Interaction Design Institute Ivrea, 2004-06

Strangely Familiar


With James Tichenor

Before settling on I Can Feel the Music, James and I made a number of prototype radios. Each had a different type of interaction, and each was prototyped in a way that demonstrated its key qualities.


Break to Listen

This radio has a top made of wood or aluminum foil that must be punctured to let out the sound. This is an unique opportunity to break a product, and ensures the personalization of the radio to its owner. The prototype works by replacing the volume knob with light sensors. There's a movie of the prototype in action.

Wood-Burning Radio

This radio's front face starts as a blank wooden surface with a single knob. Over years of use, the most-listened-to stations burn lines into the wood, creating a custom tuning dial. The radio's appearance was prototyped as an animation of still photos taken as the radio was marked with a soldering iron.

Pushpin FM

To change stations or set the volume on this cardboard radio, simply push a pin into the appropriate spot. The prototype has two layers of tinfoil on the back of the radio, separated by a layer of masking tape. The pushpin connects the layers, and, according to its location, simulates the press of a specific keyboard button. A USB keyboard controller sends keypresses to the computer, where Applescript and iTunes simulate a radio.

Five-Button Monty

A foam-core prototype includes five unlabeled buttons, each of whose function changes when the radio is turned off. It works the same way as the previous prototype: a USB keyboard controller sends the keystrokes to an Applescript program, which instructs iTunes to change tracks or adjust the volume. You can try this Mac OS X program (.zip) to get the idea.

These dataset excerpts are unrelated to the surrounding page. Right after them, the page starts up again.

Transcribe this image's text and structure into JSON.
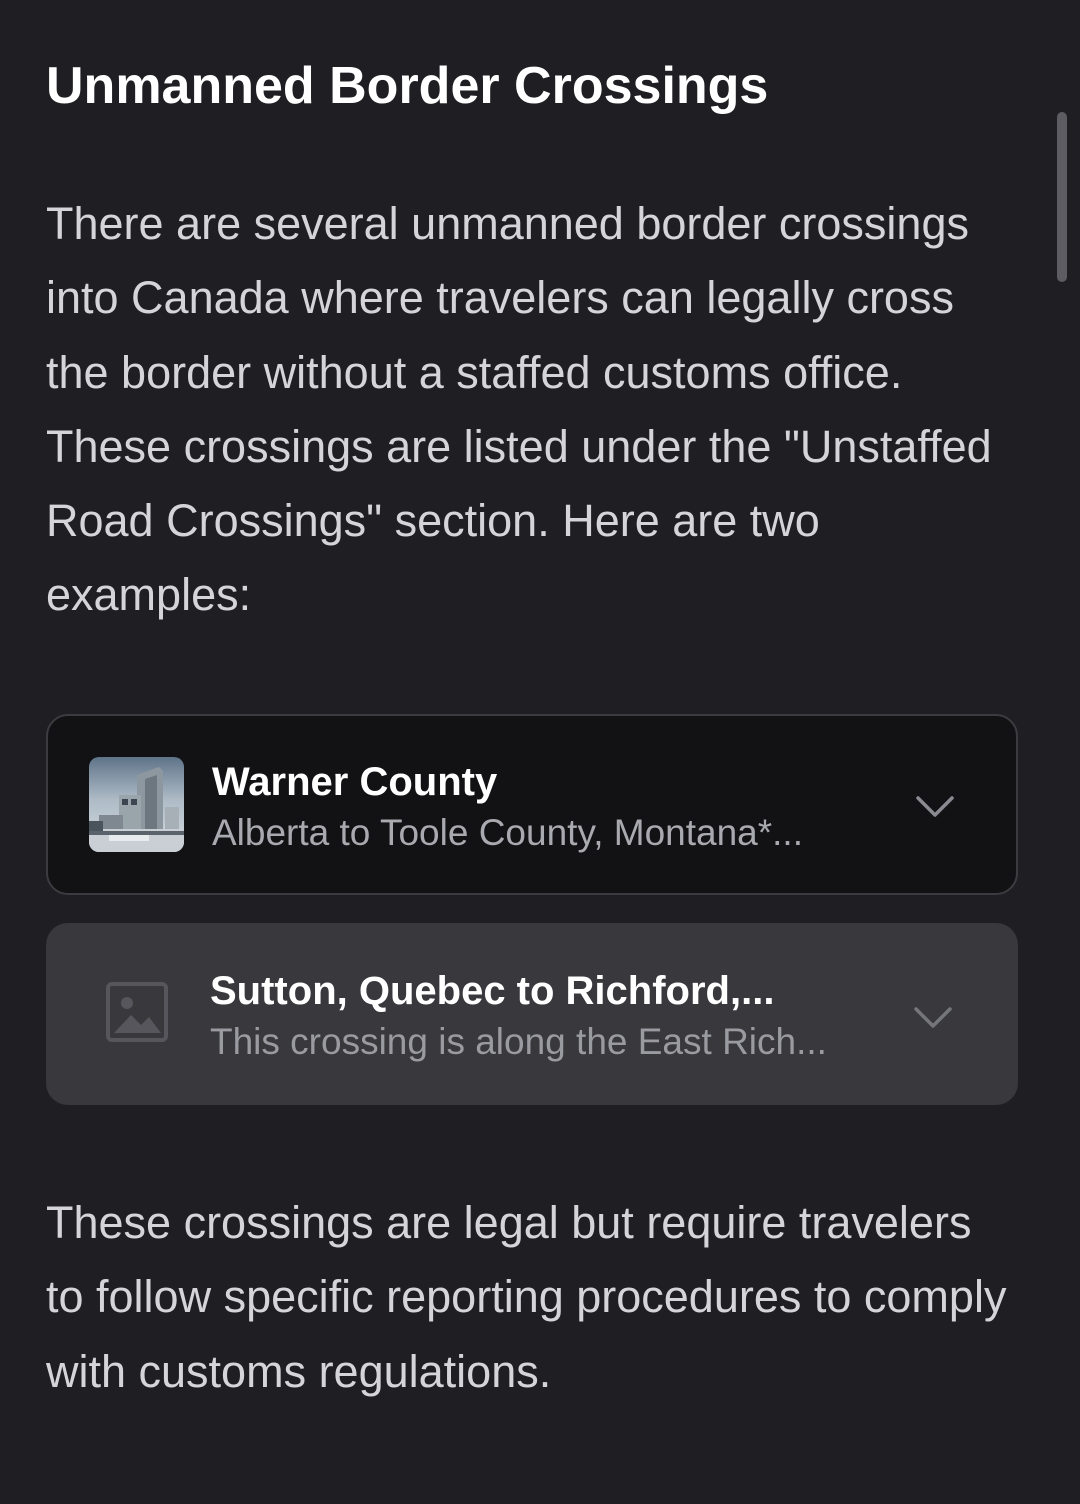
{
  "article": {
    "title": "Unmanned Border Crossings",
    "intro": "There are several unmanned border crossings into Canada where travelers can legally cross the border without a staffed customs office. These crossings are listed under the \"Unstaffed Road Crossings\" section. Here are two examples:",
    "outro": "These crossings are legal but require travelers to follow specific reporting procedures to comply with customs regulations."
  },
  "cards": [
    {
      "title": "Warner County",
      "subtitle": "Alberta to Toole County, Montana*...",
      "thumbnail": "border-station-photo",
      "icon": "chevron-down-icon"
    },
    {
      "title": "Sutton, Quebec to Richford,...",
      "subtitle": "This crossing is along the East Rich...",
      "thumbnail": "image-placeholder-icon",
      "icon": "chevron-down-icon"
    }
  ],
  "colors": {
    "background": "#1f1f23",
    "card_dark": "#121215",
    "card_highlight": "#38383d",
    "title_text": "#ffffff",
    "body_text": "#d4d4d9",
    "muted_text": "#a9a9b0"
  }
}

Before building the prototypes, James and I analyzed the physical movements needed to use an existing radio. James put his hand in a black sock with an LED at the tip of his index finger and operated the radio. I took pictures, leaving the shutter of the camera open for the duration of each task.


Turning on the radio and setting the volume.

Setting the alarm.

Assigning the current station to a preset.


This work was done for a physical computing course at Interaction-Ivrea. Strangely Familiar: Unusual Objects for Everyday Life was taught by Massimo Banzi, Heather Martin, Yaniv Steiner, and Reto Wettach. The brief was to: “rethink existing products, harness their existing functionality and make them more understandable, meaningful and delightful to use.”